L3 was hoping to force Cogent to increase that transit to include the traffic destined for L3's customers, thus raising Cogent's transport costs at no additional (transport) cost to L3.
As I've already pointed out, L3 depeering Cogent is in fact a major revenue loss for L3. Not only will they not make any money off of Cogent (since we both know Cogent will NEVER give them money for direct transit), but Cogent will heavily depref them and shift many many gigabits of traffic away from L3 and onto their competitors, traffic that L3 was previously billing their customers for. They'll also lose customers during the unreachability, and even if Cogent buckles and buys transit they'll lose some outbound traffic from their multihomed customers due to a longer as-path length to reach Cogent and many of Cogent's routes (11k of them remember). Let me be perfectly clear here, under absolutely no line of logic will L3 see an increase in revenue from this, period. If you think they will, you don't understand how the Internet works. What L3 will see from this is a REDUCTION IN BILLABLE TRAFFIC AND BACKBONE UTILIZATION.
3) Possible traffic issues. Was Cogent guilty of not transporting the Level3-bound packets within the Cogent network to the closest point-of-entry peer to the host in the Level3 network, therefore "costing" Level3 transit of their own packets?

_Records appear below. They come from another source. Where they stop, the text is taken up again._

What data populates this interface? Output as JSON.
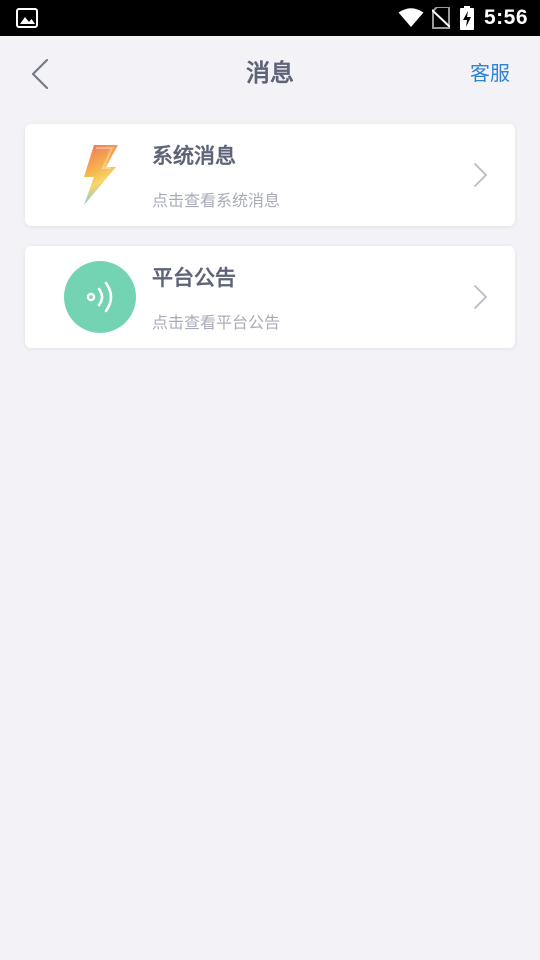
{
  "status_bar": {
    "time": "5:56",
    "icons": [
      "gallery-icon",
      "wifi-icon",
      "no-sim-icon",
      "battery-charging-icon"
    ]
  },
  "header": {
    "back_icon": "chevron-left-icon",
    "title": "消息",
    "service_label": "客服"
  },
  "messages": [
    {
      "icon": "lightning-icon",
      "title": "系统消息",
      "subtitle": "点击查看系统消息"
    },
    {
      "icon": "broadcast-icon",
      "title": "平台公告",
      "subtitle": "点击查看平台公告"
    }
  ],
  "colors": {
    "page_background": "#f2f2f7",
    "title_text": "#5e6378",
    "subtitle_text": "#a9acb8",
    "accent_link": "#2d83d4",
    "broadcast_green": "#74d3b3"
  }
}
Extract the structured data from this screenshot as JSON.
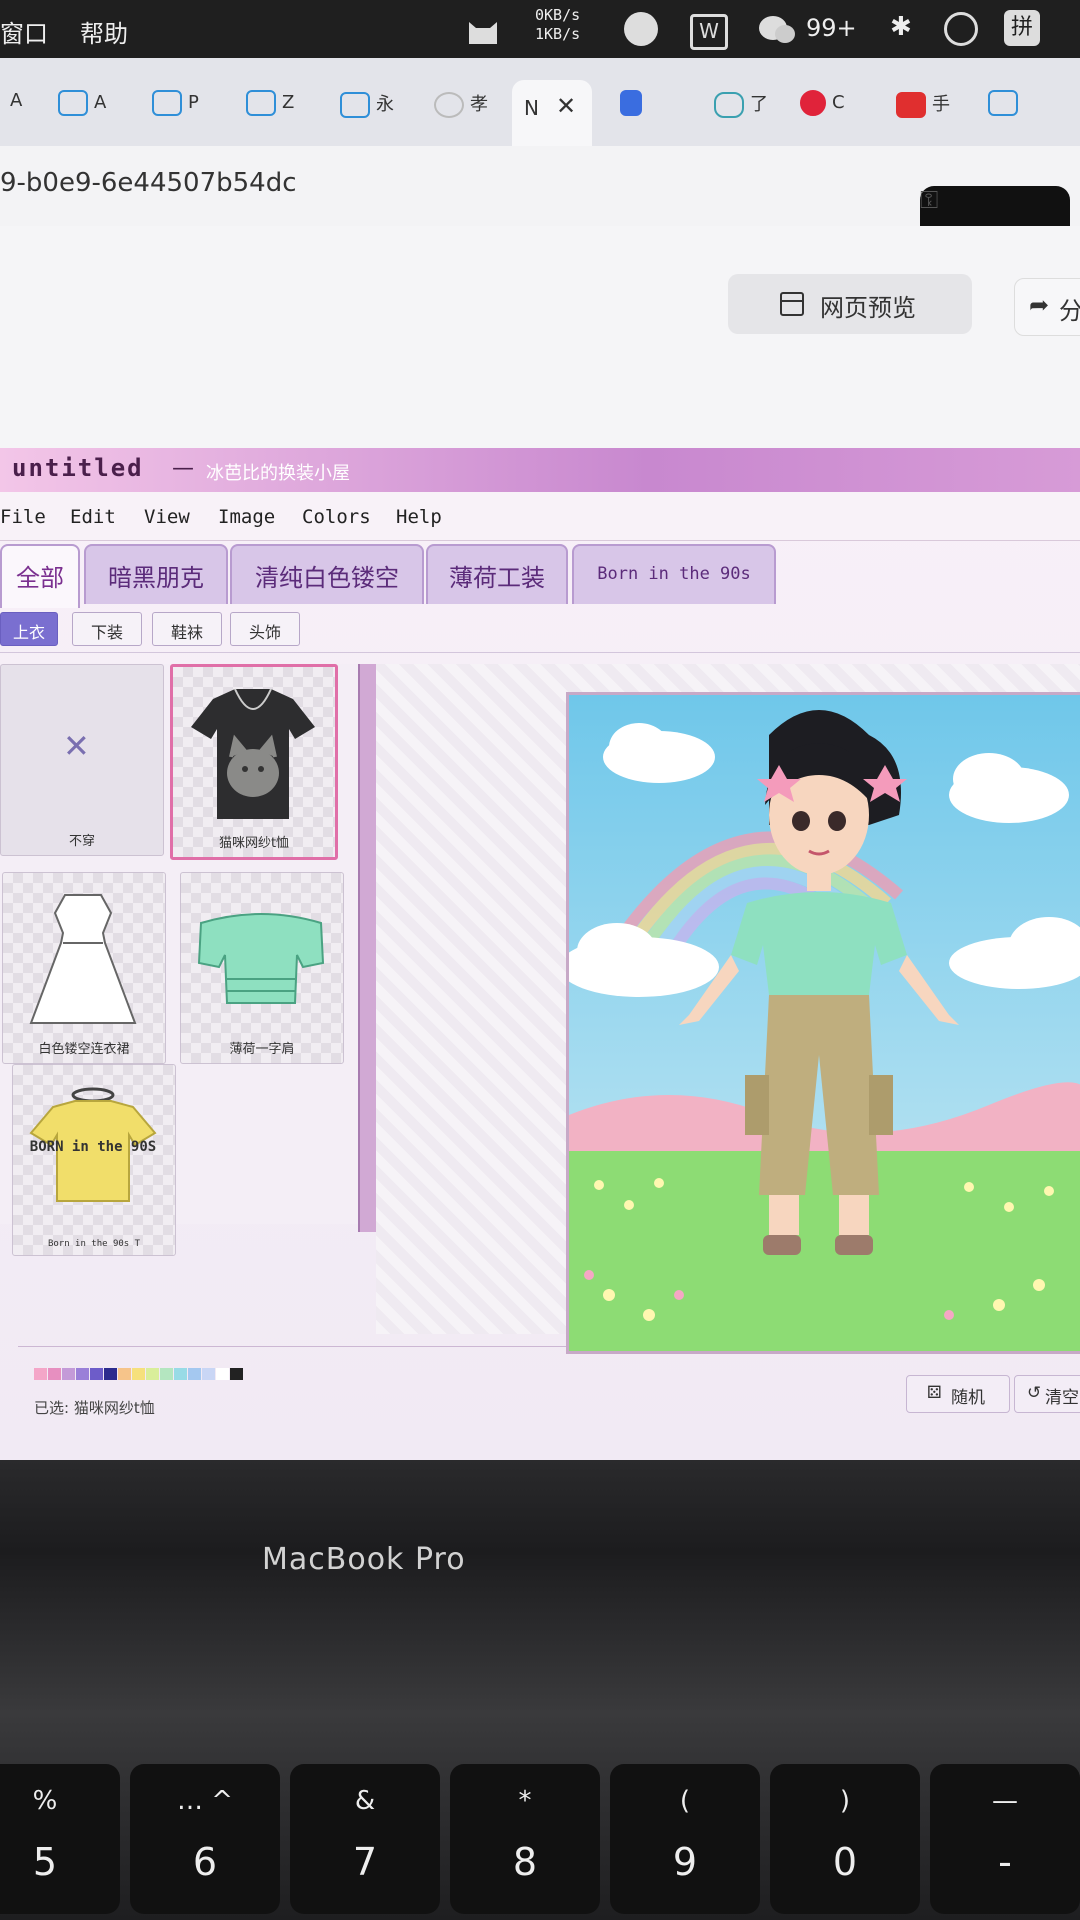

Possible, in fact probable. Most ISPs hand off traffic to peers under a "hot potato" policy, they hand it off at the closest point where they connect. If the traffic is equal in both directions then this works. If the traffic is not equal, then this lowers the cost of the network that has high outbound traffic, as the other network bears the brunt of the total cost for transporting the combined traffic between their respective customers.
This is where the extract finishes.